Nitric oxide levels regulate the immune response of Drosophila melanogaster reference laboratory strains to bacterial infections.

Studies on the innate immune response against microbial infections in Drosophila melanogaster involve mutant strains and their reference strains that act as experimental controls. We used five standard D. melanogaster laboratory reference strains (Oregon R, w1118, Canton-S, Cinnabar Brown, and Yellow White [YW]) and investigated their response against two pathogenic bacteria (Photorhabdus luminescens and Enterococcus faecalis) and two nonpathogenic bacteria (Escherichia coli and Micrococcus luteus). We detected high sensitivity among YW flies to bacterial infections and increased bacterial growth compared to the other strains. We also found variation in the transcription of certain antimicrobial peptide genes among strains, with Oregon and YW infected flies showing the highest and lowest gene transcription levels in most cases.
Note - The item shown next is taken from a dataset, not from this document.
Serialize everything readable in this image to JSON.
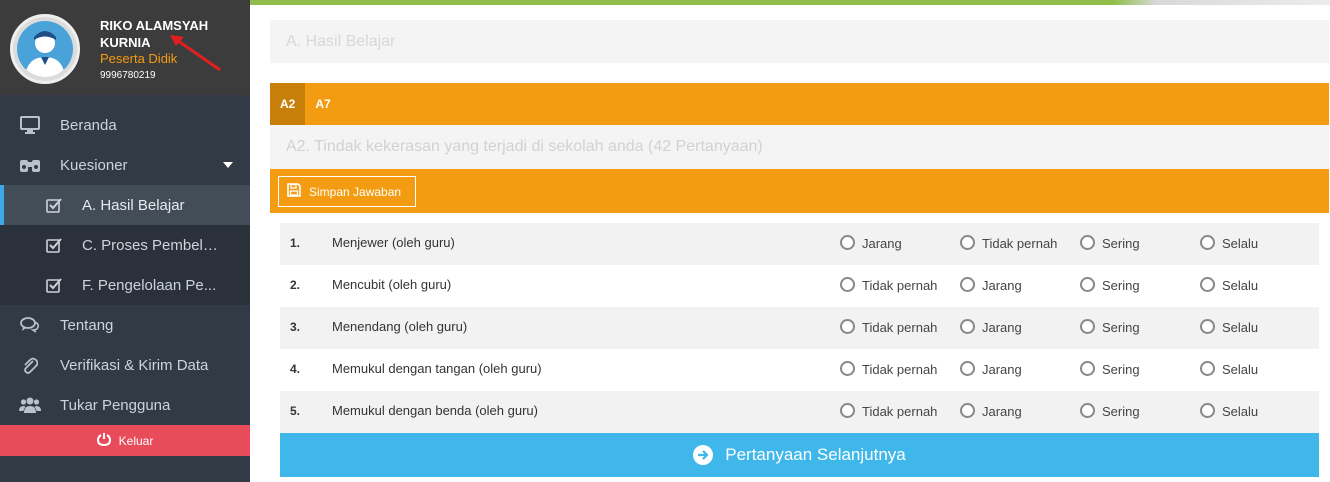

We show that Oregon and w1118 flies possess more circulating hemocytes and higher levels of phenoloxidase activity than the other strains upon infection with the nonpathogenic bacteria. We further observed reduced fat accumulation in YW flies infected with the pathogenic bacteria, which suggests a possible decline in physiological condition. Finally, we found that nitrite levels are significantly lower in infected and uninfected YW flies compared to w1118 flies and that nitric oxide synthase mutant flies in YW background are more susceptible to bacterial infection compared to mutants in w1118 background. Therefore, increased sensitivity of YW flies to bacterial infections can be partly attributed to lower levels of nitric oxide. Such studies will significantly contribute toward a better understanding of the genetic variation between D. melanogaster reference strains.